Chroniques de mirage: La dernière cité – Sandrine Decroix

Hello les bouquivores !

Je suis heureuse de vous parler d’un roman que j’ai pu lire en partenariat avec la maison d’édition Heartless, que je remercie chaleureusement. Cela m’a permis de découvrir une autrice de ma région, proche de ses lecteurs et toujours partante pour discuter.
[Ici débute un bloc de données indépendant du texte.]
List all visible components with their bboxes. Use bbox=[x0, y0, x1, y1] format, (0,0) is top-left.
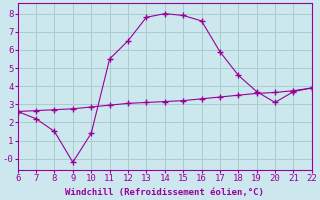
X-axis label: Windchill (Refroidissement éolien,°C): Windchill (Refroidissement éolien,°C) bbox=[65, 188, 264, 197]
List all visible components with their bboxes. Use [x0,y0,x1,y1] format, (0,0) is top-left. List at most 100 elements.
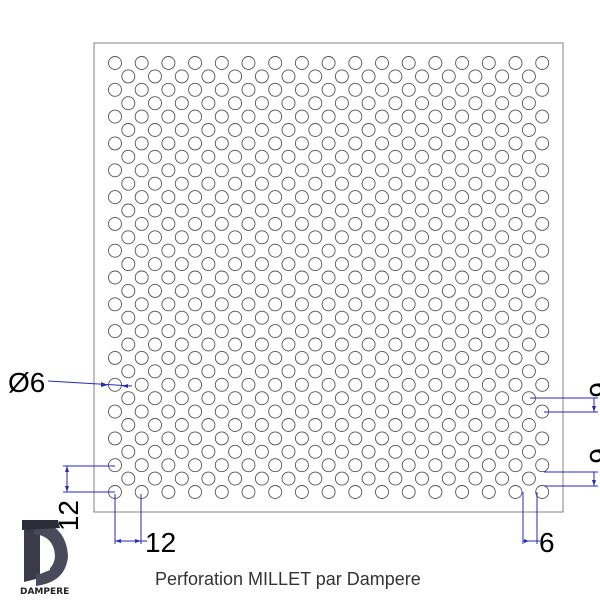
hole [148,96,162,111]
hole [508,136,523,151]
hole [188,377,203,392]
hole [495,418,510,432]
hole [481,324,496,339]
hole [174,444,189,459]
hole [161,109,176,124]
hole [108,56,122,70]
hole [268,324,283,339]
hole [108,216,122,231]
hole [508,190,523,205]
hole [495,230,510,245]
hole [508,431,523,446]
hole [334,418,349,432]
hole [321,377,336,392]
hole [468,203,483,218]
hole [188,350,203,365]
hole [241,136,256,151]
hole [281,96,296,111]
hole [161,350,176,365]
hole [455,136,470,151]
sheet-outline [93,42,564,513]
hole [321,109,336,124]
hole [161,297,176,312]
hole [281,257,296,272]
hole [468,471,483,486]
hole [174,418,189,432]
hole [188,485,203,499]
hole [254,283,269,298]
hole [201,471,216,486]
hole [214,350,229,365]
hole [361,123,376,137]
hole [121,230,136,245]
horizontal-offset-dimension [522,492,540,544]
hole [308,96,323,111]
hole [388,364,403,379]
hole [455,458,470,473]
hole [334,257,349,272]
hole [401,136,416,151]
hole [241,485,256,499]
hole [108,297,122,312]
hole [254,471,269,486]
hole [375,56,389,70]
hole [134,458,149,473]
hole [188,458,203,473]
hole [254,310,269,325]
hole [361,203,376,218]
hole [188,190,203,205]
hole [188,163,203,178]
hole [148,149,162,164]
hole [188,297,203,312]
hole [201,257,216,272]
hole [228,230,243,245]
hole [174,69,189,84]
hole [201,203,216,218]
horizontal-offset-label: 6 [539,527,555,558]
hole [214,82,229,97]
hole [308,444,323,459]
hole [348,82,363,97]
hole [201,149,216,164]
hole [241,109,256,124]
hole [521,471,536,486]
hole [375,431,389,446]
hole [441,471,456,486]
hole [495,123,510,137]
hole [361,149,376,164]
hole [401,56,416,70]
hole [294,297,309,312]
hole [228,418,243,432]
hole [521,283,536,298]
hole [228,257,243,272]
hole [121,257,136,272]
hole [148,283,162,298]
hole [481,404,496,419]
hole [228,69,243,84]
hole [481,136,496,151]
hole [521,310,536,325]
hole [254,391,269,406]
hole [254,69,269,84]
hole [241,216,256,231]
hole [481,270,496,285]
hole [348,109,363,124]
hole [134,190,149,205]
hole [228,337,243,352]
hole [201,391,216,406]
hole [535,82,550,97]
hole [268,377,283,392]
hole [468,418,483,432]
hole [388,471,403,486]
hole [134,324,149,339]
hole [428,56,443,70]
hole [228,444,243,459]
drawing-caption: Perforation MILLET par Dampere [155,569,421,589]
hole [254,230,269,245]
hole [415,310,429,325]
hole [415,123,429,137]
hole [455,270,470,285]
hole [254,123,269,137]
logo-text: DAMPERE [20,587,69,597]
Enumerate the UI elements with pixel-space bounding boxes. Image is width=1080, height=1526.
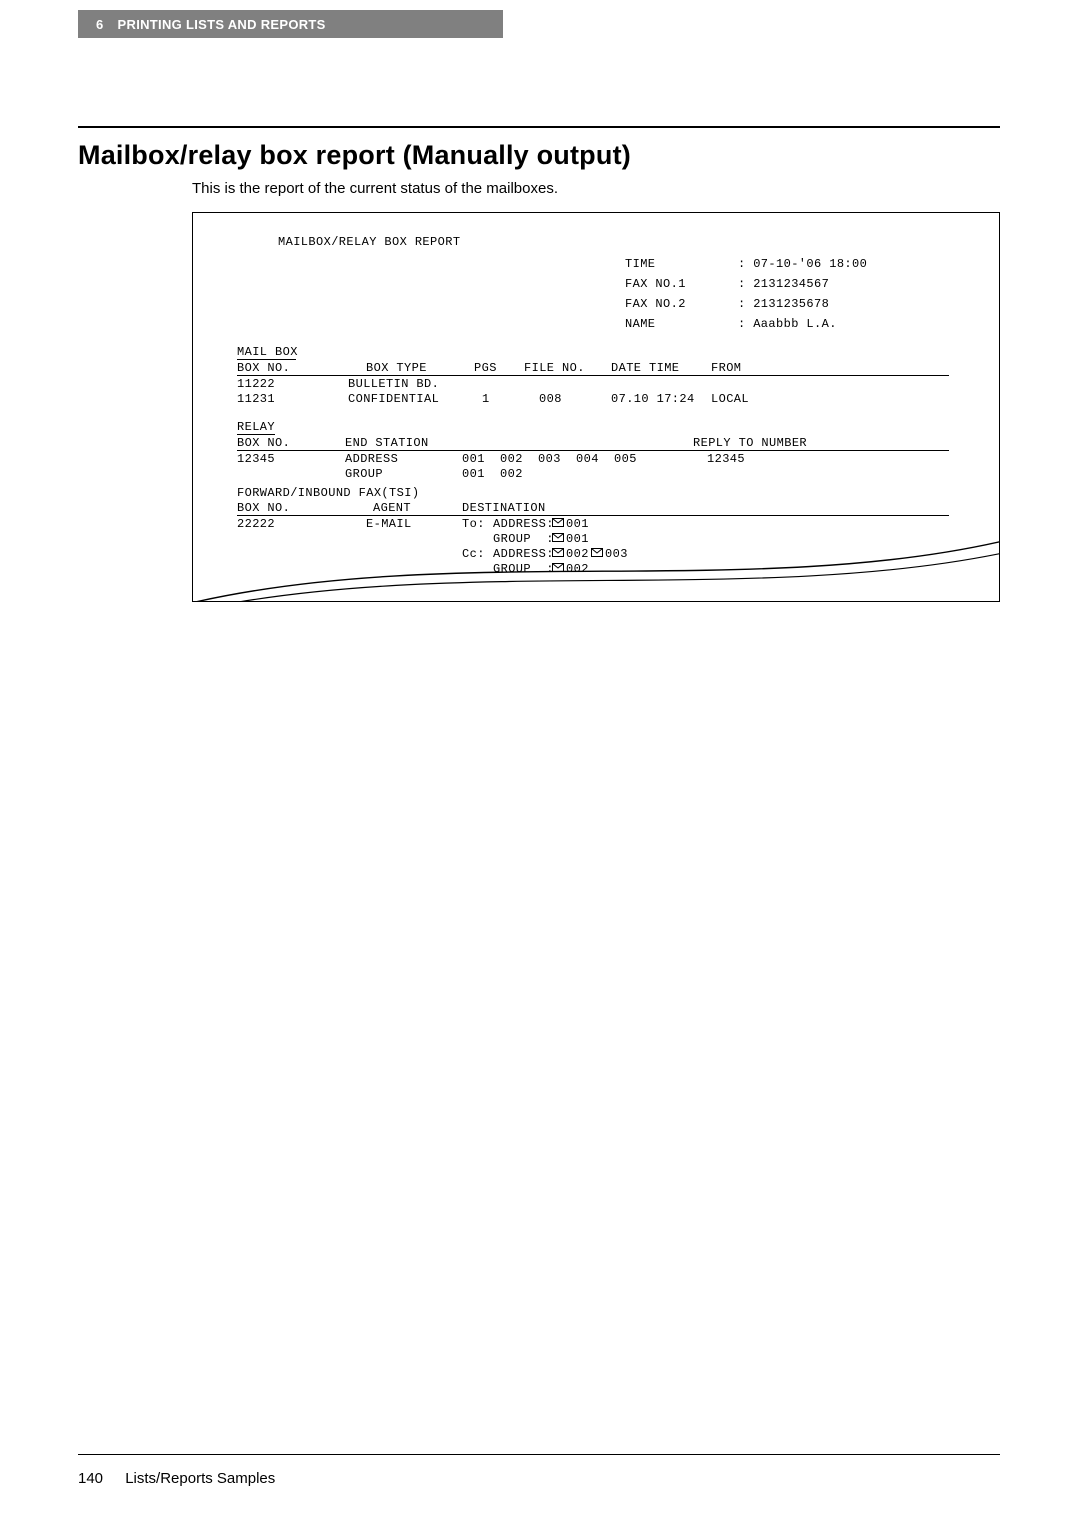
mailbox-row1-from: LOCAL — [711, 392, 749, 406]
mailbox-row0-boxtype: BULLETIN BD. — [348, 377, 439, 391]
forward-to-group-val: 001 — [566, 532, 589, 546]
forward-cc-group-label: GROUP : — [493, 562, 554, 576]
mailbox-hdr-underline — [237, 375, 949, 376]
section-title: Mailbox/relay box report (Manually outpu… — [78, 140, 631, 171]
mailbox-row1-datetime: 07.10 17:24 — [611, 392, 695, 406]
mailbox-hdr-datetime: DATE TIME — [611, 361, 679, 375]
relay-address-label: ADDRESS — [345, 452, 398, 466]
relay-address-values: 001 002 003 004 005 — [462, 452, 637, 466]
relay-hdr-endstation: END STATION — [345, 436, 429, 450]
envelope-icon — [552, 532, 564, 546]
meta-time-value: : 07-10-'06 18:00 — [738, 257, 867, 271]
forward-cc-address-val2: 003 — [605, 547, 628, 561]
relay-group-values: 001 002 — [462, 467, 523, 481]
forward-hdr-agent: AGENT — [373, 501, 411, 515]
forward-to-label: To: — [462, 517, 485, 531]
meta-fax2-label: FAX NO.2 — [625, 297, 686, 311]
meta-name-value: : Aaabbb L.A. — [738, 317, 837, 331]
relay-hdr-reply: REPLY TO NUMBER — [693, 436, 807, 450]
forward-section-label: FORWARD/INBOUND FAX(TSI) — [237, 486, 419, 500]
footer-rule — [78, 1454, 1000, 1455]
relay-group-label: GROUP — [345, 467, 383, 481]
forward-hdr-destination: DESTINATION — [462, 501, 546, 515]
forward-agent: E-MAIL — [366, 517, 412, 531]
mailbox-hdr-boxno: BOX NO. — [237, 361, 290, 375]
forward-cc-group-val: 002 — [566, 562, 589, 576]
mailbox-label-underline — [237, 359, 296, 360]
footer: 140 Lists/Reports Samples — [78, 1470, 275, 1487]
forward-to-address-label: ADDRESS: — [493, 517, 554, 531]
meta-fax2-value: : 2131235678 — [738, 297, 829, 311]
envelope-icon — [552, 547, 564, 561]
relay-hdr-underline — [237, 450, 949, 451]
meta-fax1-value: : 2131234567 — [738, 277, 829, 291]
mailbox-hdr-pgs: PGS — [474, 361, 497, 375]
forward-boxno: 22222 — [237, 517, 275, 531]
chapter-number: 6 — [96, 17, 104, 32]
chapter-header-bar: 6 PRINTING LISTS AND REPORTS — [78, 10, 503, 38]
page-curl-decoration — [192, 533, 1000, 602]
report-title: MAILBOX/RELAY BOX REPORT — [278, 235, 460, 249]
forward-hdr-underline — [237, 515, 949, 516]
relay-reply-value: 12345 — [707, 452, 745, 466]
forward-cc-address-label: ADDRESS: — [493, 547, 554, 561]
page-number: 140 — [78, 1470, 103, 1487]
mailbox-hdr-from: FROM — [711, 361, 741, 375]
chapter-title: PRINTING LISTS AND REPORTS — [118, 17, 326, 32]
mailbox-hdr-fileno: FILE NO. — [524, 361, 585, 375]
envelope-icon — [552, 517, 564, 531]
section-description: This is the report of the current status… — [192, 180, 558, 197]
envelope-icon — [552, 562, 564, 576]
mailbox-row1-pgs: 1 — [482, 392, 490, 406]
mailbox-section-label: MAIL BOX — [237, 345, 298, 359]
meta-fax1-label: FAX NO.1 — [625, 277, 686, 291]
footer-label: Lists/Reports Samples — [125, 1470, 275, 1487]
forward-cc-label: Cc: — [462, 547, 485, 561]
mailbox-hdr-boxtype: BOX TYPE — [366, 361, 427, 375]
relay-label-underline — [237, 434, 275, 435]
forward-hdr-boxno: BOX NO. — [237, 501, 290, 515]
report-content: MAILBOX/RELAY BOX REPORT TIME : 07-10-'0… — [193, 213, 999, 601]
mailbox-row0-boxno: 11222 — [237, 377, 275, 391]
relay-boxno: 12345 — [237, 452, 275, 466]
forward-to-address-val: 001 — [566, 517, 589, 531]
relay-section-label: RELAY — [237, 420, 275, 434]
mailbox-row1-boxtype: CONFIDENTIAL — [348, 392, 439, 406]
mailbox-row1-fileno: 008 — [539, 392, 562, 406]
meta-time-label: TIME — [625, 257, 655, 271]
mailbox-row1-boxno: 11231 — [237, 392, 275, 406]
meta-name-label: NAME — [625, 317, 655, 331]
relay-hdr-boxno: BOX NO. — [237, 436, 290, 450]
section-top-rule — [78, 126, 1000, 128]
forward-cc-address-val1: 002 — [566, 547, 589, 561]
envelope-icon — [591, 547, 603, 561]
report-sample-frame: MAILBOX/RELAY BOX REPORT TIME : 07-10-'0… — [192, 212, 1000, 602]
forward-to-group-label: GROUP : — [493, 532, 554, 546]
Suite à la Troisième Guerre mondiale et à l’utilisation de l’arme nucléaire, la Terre s’est transformée en un désert aride. Le génome humain a été modifié. Dès lors, certains Hommes ont muté en êtres surpuissants, dotés de Pouvoirs extraordinaires : les Télépathes. Un nouveau conflit éclate alors entre les deux Peuples encore en vie sur Terre : les Hommes, restés au rang d’humain, et ces fameux Télépathes, doués d’un pouvoir terrible. L’un d’eux, Amos, s’est autoproclamé roi et se fait appeler le Maître Télépathe. Il a une totale emprise sur son propre peuple et n’a qu’une idée en tête : asservir ceux qui sont restés au stade de simples êtres humains. Mais que cache réellement cette soif de Pouvoir ? L’histoire débute en 3697, au beau milieu d’une guerre des clans, alors qu’Andrew et ses amis, des Télépathes rebelles, tentent de rejoindre la dernière Cité des Hommes : Mirage. Ils y feront la connaissance de l’énigmatique Darius, le chef de la Cité. Ils se prétendent résistants ? Ils seront ses prisonniers.

J’apprécie vraiment énormément quand les auteurs/ices prennent un minimum de temps pour te répondre, aimer ou juste laisser une trace après que tu ais parlé de leur livre. Je n’ai eu aucun souci de ce côté de là avec Sandrine 😎. C’est une personne entière, passionnée et d’une gentillesse extrême.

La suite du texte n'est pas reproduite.